Use adminCommand for database-level administrative operations such as retrieving server status, listing databases, or renaming collections. This change maps directly to the MongoDB db.adminCommand method and is backed by liquibase.ext.mongodb.change.AdminCommandChange. Unlike runCommand, which executes in the current database context, db.adminCommand() always runs against the admin database, regardless of where it is invoked.

- changeSet:
id: admin-command-rename-collection
author: devteam@company.com
changes:
- adminCommand:
command: >
{
"renameCollection": "test.orders",
"to": "test.orders-2016"
}

Best Practices & Usage Notes

  1. Rollback Considerations - MongoDB operations like insertOne and insertMany are not automatically reversible.

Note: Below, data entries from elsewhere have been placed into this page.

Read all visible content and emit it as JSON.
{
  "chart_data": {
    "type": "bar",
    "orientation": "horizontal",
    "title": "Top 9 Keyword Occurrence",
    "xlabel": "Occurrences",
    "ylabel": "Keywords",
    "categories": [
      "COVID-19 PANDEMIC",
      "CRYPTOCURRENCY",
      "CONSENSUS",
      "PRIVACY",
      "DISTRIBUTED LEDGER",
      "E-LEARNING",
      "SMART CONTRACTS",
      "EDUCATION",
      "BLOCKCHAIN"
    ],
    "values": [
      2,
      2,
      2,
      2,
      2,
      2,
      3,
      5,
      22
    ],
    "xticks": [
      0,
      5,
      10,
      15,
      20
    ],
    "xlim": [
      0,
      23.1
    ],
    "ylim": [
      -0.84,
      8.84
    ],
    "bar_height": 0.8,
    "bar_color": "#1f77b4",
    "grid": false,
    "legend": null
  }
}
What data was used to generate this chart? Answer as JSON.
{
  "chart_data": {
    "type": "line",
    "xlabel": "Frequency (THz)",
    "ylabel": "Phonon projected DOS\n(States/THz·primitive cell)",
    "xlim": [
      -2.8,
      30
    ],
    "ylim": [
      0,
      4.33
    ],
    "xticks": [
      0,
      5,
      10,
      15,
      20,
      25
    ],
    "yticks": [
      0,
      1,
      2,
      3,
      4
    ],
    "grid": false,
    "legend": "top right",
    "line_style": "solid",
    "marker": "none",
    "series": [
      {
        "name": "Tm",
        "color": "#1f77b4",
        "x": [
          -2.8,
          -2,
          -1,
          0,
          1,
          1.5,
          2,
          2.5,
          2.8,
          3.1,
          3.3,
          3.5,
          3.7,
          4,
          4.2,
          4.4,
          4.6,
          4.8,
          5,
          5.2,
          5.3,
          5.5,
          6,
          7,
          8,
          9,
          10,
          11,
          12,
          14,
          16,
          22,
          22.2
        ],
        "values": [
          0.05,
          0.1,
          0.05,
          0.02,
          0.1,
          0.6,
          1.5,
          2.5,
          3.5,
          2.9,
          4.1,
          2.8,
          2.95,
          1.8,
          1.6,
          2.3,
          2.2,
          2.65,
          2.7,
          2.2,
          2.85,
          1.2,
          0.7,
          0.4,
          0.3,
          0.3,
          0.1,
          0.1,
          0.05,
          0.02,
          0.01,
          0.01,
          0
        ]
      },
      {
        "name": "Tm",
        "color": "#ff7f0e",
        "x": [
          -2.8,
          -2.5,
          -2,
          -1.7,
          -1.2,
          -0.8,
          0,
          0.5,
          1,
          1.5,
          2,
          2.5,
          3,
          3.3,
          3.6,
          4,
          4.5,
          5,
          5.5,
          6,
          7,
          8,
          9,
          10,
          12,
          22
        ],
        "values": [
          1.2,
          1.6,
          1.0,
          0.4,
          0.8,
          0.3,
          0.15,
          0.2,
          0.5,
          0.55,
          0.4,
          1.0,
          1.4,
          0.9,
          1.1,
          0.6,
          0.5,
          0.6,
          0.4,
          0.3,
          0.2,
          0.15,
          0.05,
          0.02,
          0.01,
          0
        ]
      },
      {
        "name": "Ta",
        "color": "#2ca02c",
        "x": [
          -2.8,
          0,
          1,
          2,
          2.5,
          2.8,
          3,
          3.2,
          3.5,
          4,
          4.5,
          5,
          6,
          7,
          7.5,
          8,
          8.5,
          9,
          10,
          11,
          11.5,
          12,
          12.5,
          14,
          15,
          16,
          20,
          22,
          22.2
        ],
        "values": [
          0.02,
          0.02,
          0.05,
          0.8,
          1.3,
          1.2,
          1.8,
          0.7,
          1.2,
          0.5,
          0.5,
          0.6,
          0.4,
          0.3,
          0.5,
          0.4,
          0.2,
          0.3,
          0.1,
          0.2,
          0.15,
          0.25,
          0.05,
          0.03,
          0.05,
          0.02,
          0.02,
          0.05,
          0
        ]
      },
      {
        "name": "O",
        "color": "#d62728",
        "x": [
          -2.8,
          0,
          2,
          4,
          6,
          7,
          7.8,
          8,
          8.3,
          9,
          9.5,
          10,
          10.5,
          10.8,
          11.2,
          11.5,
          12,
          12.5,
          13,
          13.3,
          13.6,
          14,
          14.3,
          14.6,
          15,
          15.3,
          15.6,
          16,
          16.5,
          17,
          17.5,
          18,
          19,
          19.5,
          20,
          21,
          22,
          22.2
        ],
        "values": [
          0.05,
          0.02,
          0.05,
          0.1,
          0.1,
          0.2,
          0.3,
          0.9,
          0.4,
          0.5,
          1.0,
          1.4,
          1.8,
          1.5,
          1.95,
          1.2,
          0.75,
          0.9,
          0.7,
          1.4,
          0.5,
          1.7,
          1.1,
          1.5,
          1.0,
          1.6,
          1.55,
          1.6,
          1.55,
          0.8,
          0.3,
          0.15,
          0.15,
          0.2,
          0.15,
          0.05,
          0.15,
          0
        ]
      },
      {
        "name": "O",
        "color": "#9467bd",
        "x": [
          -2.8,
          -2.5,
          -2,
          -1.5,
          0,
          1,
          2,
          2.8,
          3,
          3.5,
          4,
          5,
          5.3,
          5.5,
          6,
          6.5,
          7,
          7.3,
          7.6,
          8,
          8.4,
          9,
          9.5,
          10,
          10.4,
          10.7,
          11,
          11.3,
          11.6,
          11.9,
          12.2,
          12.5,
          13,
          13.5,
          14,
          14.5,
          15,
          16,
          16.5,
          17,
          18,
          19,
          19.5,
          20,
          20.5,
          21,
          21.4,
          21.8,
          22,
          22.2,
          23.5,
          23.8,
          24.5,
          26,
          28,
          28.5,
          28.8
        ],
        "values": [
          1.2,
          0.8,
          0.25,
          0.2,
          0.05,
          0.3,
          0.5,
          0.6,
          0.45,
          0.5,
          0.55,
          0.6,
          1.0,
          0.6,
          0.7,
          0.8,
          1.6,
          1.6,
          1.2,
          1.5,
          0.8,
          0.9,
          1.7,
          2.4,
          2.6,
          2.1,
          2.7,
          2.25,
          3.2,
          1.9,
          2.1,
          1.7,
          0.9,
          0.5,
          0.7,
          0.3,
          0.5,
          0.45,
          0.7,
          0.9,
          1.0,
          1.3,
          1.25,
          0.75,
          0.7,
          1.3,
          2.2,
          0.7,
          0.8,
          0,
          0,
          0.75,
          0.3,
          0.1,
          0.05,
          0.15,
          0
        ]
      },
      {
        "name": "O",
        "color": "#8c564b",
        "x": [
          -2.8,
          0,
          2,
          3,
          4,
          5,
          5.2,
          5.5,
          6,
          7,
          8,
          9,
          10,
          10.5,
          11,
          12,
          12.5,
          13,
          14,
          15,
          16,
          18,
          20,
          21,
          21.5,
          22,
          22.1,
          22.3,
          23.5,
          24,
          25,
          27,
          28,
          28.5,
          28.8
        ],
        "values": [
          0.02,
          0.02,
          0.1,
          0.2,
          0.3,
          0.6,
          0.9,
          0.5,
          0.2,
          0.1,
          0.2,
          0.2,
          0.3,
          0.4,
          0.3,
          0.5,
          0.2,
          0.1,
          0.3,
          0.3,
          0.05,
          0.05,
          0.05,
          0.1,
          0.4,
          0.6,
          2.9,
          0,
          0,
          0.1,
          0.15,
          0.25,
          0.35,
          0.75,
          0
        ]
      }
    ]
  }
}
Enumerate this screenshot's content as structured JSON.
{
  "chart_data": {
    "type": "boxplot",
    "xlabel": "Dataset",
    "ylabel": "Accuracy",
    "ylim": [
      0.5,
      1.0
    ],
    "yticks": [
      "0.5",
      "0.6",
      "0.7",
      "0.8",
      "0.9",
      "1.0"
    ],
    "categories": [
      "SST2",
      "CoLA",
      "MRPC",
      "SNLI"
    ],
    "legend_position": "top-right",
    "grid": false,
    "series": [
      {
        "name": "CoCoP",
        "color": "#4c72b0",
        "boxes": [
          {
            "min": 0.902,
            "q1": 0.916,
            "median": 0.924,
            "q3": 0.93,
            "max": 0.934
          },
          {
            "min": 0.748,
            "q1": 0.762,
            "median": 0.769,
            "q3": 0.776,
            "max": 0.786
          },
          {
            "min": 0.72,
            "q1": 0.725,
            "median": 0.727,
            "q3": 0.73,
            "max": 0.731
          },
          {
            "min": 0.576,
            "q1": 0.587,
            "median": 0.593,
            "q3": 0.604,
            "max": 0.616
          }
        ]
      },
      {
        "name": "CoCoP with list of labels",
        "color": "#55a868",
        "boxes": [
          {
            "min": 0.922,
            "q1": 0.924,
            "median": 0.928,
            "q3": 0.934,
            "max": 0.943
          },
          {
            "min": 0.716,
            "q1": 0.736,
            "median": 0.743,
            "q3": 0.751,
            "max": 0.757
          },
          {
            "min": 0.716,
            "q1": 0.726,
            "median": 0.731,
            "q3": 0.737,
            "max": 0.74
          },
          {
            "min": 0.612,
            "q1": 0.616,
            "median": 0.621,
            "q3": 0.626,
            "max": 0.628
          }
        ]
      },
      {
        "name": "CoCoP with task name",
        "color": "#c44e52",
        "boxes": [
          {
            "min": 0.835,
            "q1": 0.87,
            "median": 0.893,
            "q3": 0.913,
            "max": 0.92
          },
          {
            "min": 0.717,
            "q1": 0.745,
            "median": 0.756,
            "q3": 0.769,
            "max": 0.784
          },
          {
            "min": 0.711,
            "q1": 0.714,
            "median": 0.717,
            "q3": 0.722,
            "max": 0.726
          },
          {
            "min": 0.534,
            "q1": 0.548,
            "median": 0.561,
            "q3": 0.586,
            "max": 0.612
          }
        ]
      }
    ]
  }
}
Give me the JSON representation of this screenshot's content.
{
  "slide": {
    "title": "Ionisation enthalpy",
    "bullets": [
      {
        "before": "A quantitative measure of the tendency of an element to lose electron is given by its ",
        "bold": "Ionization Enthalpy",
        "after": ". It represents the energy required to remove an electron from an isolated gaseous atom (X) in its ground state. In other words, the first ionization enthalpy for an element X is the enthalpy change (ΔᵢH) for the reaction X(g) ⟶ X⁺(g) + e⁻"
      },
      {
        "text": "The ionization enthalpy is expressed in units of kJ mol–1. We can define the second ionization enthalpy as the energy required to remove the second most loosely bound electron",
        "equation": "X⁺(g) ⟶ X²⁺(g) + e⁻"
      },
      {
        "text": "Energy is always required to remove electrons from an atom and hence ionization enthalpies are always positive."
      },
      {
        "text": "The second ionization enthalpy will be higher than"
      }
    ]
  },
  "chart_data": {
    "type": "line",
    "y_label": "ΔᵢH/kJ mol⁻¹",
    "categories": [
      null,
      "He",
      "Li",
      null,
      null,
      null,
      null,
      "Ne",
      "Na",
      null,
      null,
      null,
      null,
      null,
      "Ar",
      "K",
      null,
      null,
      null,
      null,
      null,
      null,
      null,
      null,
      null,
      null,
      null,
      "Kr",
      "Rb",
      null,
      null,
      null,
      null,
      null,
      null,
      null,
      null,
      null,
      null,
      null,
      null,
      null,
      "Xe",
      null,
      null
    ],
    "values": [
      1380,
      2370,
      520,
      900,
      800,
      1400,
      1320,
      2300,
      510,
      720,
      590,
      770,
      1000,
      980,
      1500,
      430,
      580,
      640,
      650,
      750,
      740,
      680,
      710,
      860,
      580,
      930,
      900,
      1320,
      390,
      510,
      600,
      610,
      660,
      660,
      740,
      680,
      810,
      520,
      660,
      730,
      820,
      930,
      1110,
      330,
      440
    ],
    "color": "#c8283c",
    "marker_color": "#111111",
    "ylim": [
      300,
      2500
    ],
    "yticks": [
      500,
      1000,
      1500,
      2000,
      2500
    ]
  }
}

Always plan rollbacks explicitly e.g., by including a corresponding delete or drop changeset if needed.
  2. Index Naming Conventions - Use clear, descriptive index names (idx_email_unique, idx_name) to avoid collisions and simplify debugging. MongoDB auto-generates index names if not provided, which can make schema management inconsistent across environments.
  3. Idempotency - Liquibase tracks applied changesets by ID and author. Re-running the same changelog will not re-apply changes, which makes migrations safer across multiple environments. Ensure your changeset IDs remain unique and descriptive.
  4. Environment-Specific Data - Avoid inserting environment-specific data (like test users or secrets) directly in production changelogs. Instead, use Liquibase contexts to conditionally run certain changesets.
  5. Use runCommand Wisely - runCommand is powerful but bypasses Liquibase’s higher-level abstractions. It does not support automatic rollbacks (hence the RollbackImpossibleException).